Bünyemi öyle bir alıştırdılar ki artık onsuz yapamıyorum. İlk
başlarda yılda bir kez yetiyordu. Yılda ikiye çıkardılar. Daha da
alıştım. Şimdi yılda dört kez bile beni kesmiyor. Reform
paketlerinden bahsediyorum.
Artık Davutoğlu zamanı gibi her hafta açıklansın istiyorum.
Açıklanmayınca krize giriyorum. Adam iyiydi, halden anlıyordu…
Onlarca paket binlerce eylem planı açıkladı.

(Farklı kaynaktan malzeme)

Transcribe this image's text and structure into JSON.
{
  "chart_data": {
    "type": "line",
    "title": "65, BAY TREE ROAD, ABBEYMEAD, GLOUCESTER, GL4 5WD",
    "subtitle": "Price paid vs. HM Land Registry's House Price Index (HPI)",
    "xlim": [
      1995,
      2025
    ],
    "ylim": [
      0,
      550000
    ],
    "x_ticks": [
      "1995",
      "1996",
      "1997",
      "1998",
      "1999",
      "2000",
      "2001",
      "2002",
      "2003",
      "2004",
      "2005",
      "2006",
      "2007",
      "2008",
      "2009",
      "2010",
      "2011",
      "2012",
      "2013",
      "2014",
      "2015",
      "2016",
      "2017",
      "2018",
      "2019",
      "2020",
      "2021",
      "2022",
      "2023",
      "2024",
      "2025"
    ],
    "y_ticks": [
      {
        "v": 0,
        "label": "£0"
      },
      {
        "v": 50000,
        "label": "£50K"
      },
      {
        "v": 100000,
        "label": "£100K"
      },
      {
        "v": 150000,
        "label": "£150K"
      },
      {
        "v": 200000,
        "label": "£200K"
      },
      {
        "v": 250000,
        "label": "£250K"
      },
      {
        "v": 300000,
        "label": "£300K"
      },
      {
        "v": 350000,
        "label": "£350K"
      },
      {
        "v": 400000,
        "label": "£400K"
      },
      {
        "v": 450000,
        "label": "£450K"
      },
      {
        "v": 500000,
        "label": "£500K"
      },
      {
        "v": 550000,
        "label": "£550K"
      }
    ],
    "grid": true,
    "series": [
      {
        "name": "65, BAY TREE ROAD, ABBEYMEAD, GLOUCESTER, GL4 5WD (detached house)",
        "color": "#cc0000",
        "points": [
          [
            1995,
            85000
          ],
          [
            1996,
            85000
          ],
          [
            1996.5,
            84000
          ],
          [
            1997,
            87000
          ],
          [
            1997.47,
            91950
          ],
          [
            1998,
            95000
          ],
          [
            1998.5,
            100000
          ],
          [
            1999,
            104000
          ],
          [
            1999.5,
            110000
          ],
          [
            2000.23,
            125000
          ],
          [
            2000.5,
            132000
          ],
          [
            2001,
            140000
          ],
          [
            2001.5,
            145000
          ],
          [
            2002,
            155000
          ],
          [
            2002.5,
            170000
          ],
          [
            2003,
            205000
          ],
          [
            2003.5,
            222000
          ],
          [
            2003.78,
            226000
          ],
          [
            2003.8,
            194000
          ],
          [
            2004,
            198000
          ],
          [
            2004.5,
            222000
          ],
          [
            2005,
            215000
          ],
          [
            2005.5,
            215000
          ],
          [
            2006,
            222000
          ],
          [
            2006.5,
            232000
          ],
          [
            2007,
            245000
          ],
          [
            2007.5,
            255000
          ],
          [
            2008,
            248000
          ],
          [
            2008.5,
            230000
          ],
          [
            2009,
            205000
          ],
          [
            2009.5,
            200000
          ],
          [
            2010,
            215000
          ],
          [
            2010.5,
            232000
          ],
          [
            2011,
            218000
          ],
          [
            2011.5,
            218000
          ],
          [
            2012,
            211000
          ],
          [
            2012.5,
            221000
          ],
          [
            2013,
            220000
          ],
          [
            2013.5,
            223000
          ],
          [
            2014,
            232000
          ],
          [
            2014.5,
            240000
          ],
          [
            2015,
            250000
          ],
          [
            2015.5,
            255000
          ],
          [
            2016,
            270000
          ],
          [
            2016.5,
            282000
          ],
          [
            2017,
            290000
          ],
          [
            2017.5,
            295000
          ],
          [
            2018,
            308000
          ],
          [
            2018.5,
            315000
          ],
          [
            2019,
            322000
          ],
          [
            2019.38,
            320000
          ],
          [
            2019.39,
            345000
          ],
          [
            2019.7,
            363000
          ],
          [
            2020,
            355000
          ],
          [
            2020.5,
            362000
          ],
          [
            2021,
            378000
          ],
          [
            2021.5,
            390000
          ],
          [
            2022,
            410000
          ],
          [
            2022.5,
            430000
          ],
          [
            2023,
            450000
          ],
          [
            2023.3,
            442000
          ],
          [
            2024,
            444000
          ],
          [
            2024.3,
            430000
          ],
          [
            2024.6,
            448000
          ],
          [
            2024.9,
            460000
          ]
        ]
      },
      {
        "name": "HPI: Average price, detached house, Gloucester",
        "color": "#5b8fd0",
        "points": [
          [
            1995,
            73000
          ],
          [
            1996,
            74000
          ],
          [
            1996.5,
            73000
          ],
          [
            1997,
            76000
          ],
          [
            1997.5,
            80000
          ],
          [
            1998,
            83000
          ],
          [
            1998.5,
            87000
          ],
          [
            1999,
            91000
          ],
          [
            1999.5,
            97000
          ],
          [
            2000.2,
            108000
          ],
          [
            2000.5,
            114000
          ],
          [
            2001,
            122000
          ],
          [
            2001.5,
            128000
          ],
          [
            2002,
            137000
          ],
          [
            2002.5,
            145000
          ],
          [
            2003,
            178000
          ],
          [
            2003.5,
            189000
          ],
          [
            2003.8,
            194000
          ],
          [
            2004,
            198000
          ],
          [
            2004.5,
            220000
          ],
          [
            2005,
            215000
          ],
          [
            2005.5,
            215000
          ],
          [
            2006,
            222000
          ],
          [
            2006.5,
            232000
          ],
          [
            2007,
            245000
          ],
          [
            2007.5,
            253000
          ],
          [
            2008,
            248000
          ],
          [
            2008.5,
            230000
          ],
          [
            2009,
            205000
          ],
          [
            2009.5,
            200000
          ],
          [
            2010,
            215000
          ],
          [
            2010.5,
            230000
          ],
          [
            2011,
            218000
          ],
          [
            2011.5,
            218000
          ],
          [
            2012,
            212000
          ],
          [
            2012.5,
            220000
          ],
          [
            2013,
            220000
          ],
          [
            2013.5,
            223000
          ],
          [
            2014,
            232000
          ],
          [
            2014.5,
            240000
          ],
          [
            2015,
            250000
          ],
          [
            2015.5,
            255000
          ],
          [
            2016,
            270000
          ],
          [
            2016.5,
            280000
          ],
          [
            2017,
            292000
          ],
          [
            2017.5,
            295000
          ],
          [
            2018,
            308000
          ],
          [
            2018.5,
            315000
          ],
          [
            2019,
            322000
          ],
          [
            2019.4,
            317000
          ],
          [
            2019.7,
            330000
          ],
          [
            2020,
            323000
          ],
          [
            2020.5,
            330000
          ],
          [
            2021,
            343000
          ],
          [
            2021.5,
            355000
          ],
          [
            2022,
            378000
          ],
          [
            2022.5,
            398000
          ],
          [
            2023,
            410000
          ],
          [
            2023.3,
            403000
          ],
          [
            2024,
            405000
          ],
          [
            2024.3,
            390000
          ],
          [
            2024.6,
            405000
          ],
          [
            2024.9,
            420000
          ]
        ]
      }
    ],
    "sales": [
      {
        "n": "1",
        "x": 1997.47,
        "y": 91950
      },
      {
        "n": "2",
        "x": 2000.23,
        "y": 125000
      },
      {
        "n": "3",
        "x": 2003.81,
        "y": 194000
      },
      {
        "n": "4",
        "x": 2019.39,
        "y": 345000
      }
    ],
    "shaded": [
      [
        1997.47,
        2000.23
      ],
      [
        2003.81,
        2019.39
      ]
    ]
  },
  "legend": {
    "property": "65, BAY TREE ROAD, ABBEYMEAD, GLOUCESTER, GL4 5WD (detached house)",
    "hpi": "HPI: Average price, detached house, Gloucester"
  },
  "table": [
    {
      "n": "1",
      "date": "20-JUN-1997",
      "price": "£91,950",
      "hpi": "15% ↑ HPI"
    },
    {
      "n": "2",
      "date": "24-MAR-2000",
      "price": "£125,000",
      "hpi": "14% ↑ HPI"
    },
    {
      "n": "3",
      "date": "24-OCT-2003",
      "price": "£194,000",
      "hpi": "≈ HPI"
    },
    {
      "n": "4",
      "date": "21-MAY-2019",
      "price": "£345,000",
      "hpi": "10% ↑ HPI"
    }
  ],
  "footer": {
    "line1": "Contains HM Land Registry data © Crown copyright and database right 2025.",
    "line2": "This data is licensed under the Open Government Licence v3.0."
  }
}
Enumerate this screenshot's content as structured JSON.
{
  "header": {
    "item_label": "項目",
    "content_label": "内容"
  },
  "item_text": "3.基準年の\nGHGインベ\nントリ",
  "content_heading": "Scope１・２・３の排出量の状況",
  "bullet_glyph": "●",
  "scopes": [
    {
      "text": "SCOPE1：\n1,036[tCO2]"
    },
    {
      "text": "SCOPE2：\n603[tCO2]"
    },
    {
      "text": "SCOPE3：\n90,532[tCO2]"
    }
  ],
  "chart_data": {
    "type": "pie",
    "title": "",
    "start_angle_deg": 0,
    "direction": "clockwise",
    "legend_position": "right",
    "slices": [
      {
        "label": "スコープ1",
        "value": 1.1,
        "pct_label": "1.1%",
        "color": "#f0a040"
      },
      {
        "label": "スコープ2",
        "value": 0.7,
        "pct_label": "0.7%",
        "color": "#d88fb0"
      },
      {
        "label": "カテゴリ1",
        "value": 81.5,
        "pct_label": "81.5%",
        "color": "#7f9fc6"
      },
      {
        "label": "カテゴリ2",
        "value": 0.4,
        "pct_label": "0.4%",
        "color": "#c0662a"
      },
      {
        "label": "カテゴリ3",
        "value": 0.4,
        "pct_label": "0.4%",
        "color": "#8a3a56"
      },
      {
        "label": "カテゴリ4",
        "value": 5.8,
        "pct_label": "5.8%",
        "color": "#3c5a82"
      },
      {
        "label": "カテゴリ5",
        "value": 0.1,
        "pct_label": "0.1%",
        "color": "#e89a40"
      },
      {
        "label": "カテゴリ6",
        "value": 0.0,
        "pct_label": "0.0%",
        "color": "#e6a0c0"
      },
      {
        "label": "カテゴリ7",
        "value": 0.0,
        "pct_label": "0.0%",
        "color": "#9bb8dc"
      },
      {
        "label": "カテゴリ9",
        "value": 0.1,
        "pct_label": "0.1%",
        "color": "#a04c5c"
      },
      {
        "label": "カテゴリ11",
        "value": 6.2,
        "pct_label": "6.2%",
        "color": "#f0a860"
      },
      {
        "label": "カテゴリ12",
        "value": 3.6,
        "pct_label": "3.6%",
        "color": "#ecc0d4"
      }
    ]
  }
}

Emekliden başlıyor işçi ile devam ediyor, çiftçiye dokunup
öğrenciye geçiyordu. Ev hanımları, çocuk bekleyenler, beklemeyip
yapanlar, bekârlar… Her türlüsü var. Bütün kesimlere zam,
sübvansiyon, teşvik ve bol keseden faizsiz kredi
dağıtılıyordu. Tamam, hiç biri gerçekleşmedi ama o zamanlar kafamı
dağıtmaya yetti. Şimdi fazlasına ihtiyacım var. Zira reform adı
altında açıklanan teşvik paketleri, KDV indirimleri, düzenlemeler,
aflar, eylem planları beni kesmiyor. Yapısal reform demeleri
gerekiyor. Bu beni ancak kendime getiriyor.
* * *
Paket açmak bile başlı başına bir zanaat… Mesela Bakan Elvan’a
hiç paket açtırmayacaksın. Açıklamaları çok yavan… Vatandaşına
küçük, tatlı sürprizler yapacaksın. Oysa Elvan’ın açıklamalarında
tat yok, tuz yok, heyecan yok, sürpriz yok! Diyor ki; “Bu başlık
altında değişik eylemlerimiz var!” Şaka gibi… Mundar etti güzelim
eylemi… Neyse ki bir daha ona açtırmadılar paketi, söyletmediler
eylemi…
En başarılısını Ekonomi Bakanı Nihat Zeybekci… Kıbrıs’a gidiş
yolunda ayaküstü açıklamıştı… Adı “Devrim paketi” idi… Beni
kendimden geçirdi. İçine “ilelebet vergi tatili” diye bir kavram
vardı. Ne olduğunu hâlâ bilmiyorum ama ismi bile beni günlerce
idare etti. Referandum süreci boyunca başkanlığın faydaları
anlatıldı. Altın günlerdi. Başkanlık gelince ülke şahlanacaktı,
Türkiye uçacaktı, herkes kafes pirzola yiyip sıyırmadan atacaktı.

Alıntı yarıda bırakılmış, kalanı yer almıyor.